3 System Monitoring

Enterprise Manager Grid Control comes with a comprehensive set of performance and health metrics that enables automated monitoring of key components in your environment, such as applications, application servers, databases, as well as the back-end components on which they rely (hosts, operating systems, storage, and so on).

When a metric reaches the predefined warning or critical threshold, Enterprise Manager generates an alert, which shows up in the monitoring pages, as well as in the notifications that you define. In this way, you can monitor services, systems, groups, and any other target that you want to manage.

This chapter covers system monitoring in the following sections:

Custom Monitoring
Managing Alerts and Notifications

3.1 Custom Monitoring

Oracle Enterprise Manager provides predefined metric thresholds. While these values are acceptable for most monitoring conditions, your environment may require that you customize threshold values to more accurately reflect the operational norms of your environment. Setting accurate threshold values, however, may be based on rate or throughput for certain categories of metrics, such as performance metrics.
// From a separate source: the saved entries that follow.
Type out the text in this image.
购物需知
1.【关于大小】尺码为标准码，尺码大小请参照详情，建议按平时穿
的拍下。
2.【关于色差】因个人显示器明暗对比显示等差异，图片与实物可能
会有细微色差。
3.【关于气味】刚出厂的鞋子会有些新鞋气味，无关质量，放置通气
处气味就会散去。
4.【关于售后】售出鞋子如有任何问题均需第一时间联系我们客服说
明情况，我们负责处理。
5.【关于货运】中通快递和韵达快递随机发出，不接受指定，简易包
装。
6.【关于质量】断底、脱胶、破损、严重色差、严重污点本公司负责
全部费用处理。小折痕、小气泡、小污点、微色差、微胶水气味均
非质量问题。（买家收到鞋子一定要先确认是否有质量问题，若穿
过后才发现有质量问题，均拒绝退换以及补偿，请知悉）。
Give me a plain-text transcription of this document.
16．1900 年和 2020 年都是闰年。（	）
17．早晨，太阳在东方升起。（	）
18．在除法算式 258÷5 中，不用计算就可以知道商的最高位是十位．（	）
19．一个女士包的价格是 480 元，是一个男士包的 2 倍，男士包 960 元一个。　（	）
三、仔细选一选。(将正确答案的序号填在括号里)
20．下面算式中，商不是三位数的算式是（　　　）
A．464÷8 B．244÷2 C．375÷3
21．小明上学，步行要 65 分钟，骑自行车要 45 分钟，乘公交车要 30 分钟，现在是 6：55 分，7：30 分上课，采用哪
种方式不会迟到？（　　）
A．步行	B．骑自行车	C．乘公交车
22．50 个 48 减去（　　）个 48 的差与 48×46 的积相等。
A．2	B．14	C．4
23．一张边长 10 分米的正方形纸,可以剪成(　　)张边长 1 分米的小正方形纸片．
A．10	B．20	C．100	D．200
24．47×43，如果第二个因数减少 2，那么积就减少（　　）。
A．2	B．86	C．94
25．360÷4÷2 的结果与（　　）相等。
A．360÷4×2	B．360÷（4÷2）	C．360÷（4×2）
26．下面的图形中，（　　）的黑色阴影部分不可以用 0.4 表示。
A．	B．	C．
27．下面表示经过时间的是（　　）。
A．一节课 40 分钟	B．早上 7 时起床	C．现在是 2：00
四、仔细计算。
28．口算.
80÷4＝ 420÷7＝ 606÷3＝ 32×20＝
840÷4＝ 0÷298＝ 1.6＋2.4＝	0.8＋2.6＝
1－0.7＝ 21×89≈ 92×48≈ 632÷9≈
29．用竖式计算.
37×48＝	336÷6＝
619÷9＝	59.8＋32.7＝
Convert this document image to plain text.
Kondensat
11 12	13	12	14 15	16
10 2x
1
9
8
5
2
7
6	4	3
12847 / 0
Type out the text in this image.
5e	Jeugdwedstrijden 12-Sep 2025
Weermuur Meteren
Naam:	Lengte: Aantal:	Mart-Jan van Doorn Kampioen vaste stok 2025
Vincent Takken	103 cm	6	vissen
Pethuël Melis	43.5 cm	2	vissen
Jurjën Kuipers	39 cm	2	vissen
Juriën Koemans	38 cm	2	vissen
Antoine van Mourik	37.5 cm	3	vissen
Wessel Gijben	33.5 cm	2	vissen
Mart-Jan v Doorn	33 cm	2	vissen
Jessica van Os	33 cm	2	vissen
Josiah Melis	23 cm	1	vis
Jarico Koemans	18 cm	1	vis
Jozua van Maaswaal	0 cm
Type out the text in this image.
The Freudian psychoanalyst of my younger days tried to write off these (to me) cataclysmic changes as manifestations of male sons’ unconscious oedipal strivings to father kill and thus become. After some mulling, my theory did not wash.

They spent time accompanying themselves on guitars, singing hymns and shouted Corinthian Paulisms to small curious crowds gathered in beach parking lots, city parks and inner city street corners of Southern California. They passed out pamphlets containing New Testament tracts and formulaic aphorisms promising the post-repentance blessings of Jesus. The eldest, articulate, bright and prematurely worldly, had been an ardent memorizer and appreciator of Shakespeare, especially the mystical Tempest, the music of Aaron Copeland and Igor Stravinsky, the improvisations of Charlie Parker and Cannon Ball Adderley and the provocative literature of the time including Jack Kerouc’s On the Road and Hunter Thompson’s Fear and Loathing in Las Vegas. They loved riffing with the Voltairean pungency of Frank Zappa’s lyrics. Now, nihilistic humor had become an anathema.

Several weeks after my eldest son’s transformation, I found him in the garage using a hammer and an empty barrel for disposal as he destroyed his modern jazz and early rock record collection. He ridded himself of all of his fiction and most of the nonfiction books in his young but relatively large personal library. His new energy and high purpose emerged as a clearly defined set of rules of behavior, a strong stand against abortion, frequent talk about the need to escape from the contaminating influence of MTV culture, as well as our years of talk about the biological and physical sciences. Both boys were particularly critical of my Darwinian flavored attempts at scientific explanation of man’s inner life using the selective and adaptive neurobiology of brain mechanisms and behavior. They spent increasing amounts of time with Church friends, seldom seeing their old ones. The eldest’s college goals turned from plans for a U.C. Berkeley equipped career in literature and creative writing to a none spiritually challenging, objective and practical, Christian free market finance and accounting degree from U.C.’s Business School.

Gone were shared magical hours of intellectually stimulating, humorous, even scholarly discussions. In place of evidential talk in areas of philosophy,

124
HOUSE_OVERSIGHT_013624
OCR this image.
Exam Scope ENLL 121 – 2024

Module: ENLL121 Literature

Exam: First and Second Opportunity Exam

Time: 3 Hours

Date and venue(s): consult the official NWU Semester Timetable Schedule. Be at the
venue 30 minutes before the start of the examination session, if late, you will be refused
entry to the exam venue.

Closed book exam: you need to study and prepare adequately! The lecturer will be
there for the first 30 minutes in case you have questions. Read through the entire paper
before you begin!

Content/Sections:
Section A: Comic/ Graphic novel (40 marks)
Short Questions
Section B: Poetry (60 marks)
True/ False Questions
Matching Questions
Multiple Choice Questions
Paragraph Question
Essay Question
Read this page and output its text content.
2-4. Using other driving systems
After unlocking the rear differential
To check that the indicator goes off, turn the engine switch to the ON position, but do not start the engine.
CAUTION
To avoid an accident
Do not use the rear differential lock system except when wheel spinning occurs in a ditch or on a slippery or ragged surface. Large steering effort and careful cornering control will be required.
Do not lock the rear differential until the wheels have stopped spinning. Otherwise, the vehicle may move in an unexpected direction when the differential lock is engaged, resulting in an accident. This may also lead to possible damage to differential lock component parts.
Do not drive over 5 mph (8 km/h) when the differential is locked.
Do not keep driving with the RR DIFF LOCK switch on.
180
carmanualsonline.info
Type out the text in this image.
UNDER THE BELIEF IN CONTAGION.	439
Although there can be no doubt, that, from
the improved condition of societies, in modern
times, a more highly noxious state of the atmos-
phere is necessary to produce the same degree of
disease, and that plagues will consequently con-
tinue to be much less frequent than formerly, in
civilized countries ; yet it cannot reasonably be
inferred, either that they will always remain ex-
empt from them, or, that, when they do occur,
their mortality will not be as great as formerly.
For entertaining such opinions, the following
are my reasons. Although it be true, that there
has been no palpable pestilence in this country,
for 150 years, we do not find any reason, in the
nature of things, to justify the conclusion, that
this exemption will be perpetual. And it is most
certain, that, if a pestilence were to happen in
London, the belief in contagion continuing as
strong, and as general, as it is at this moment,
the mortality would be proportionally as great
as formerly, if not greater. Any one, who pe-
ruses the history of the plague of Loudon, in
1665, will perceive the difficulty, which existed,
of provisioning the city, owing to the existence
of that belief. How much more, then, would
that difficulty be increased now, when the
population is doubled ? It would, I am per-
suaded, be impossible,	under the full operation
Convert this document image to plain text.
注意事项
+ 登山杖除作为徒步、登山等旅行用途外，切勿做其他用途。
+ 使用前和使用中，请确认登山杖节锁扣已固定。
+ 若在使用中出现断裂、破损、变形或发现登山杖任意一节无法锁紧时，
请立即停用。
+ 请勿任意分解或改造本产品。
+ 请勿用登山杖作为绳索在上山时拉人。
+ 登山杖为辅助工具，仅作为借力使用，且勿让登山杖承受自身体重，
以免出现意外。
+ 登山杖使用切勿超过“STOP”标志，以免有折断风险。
You can use monitoring templates, metric snapshots, and metric baselines to customize your metric threshold values to best reflect the health of the environment.

3.1.1 Scenario: Custom Monitoring

Linda is a manager in charge of a team of DBAs and System Administrators who maintain the system environment. Like many organizations, Linda maintains different environments, such as test and production. Linda would like to set up different monitoring levels for each of these environments. For Linda, the test environment is much easier to monitor because it does not use production systems.

Using Enterprise Manager's customizable monitoring features, Linda is able to use ready-to-use monitoring settings for her test environment, and set up custom thresholds for a standard set of metrics for her testing and production environments. Linda can also use her existing scripts, or user-defined metrics, to monitor her environments.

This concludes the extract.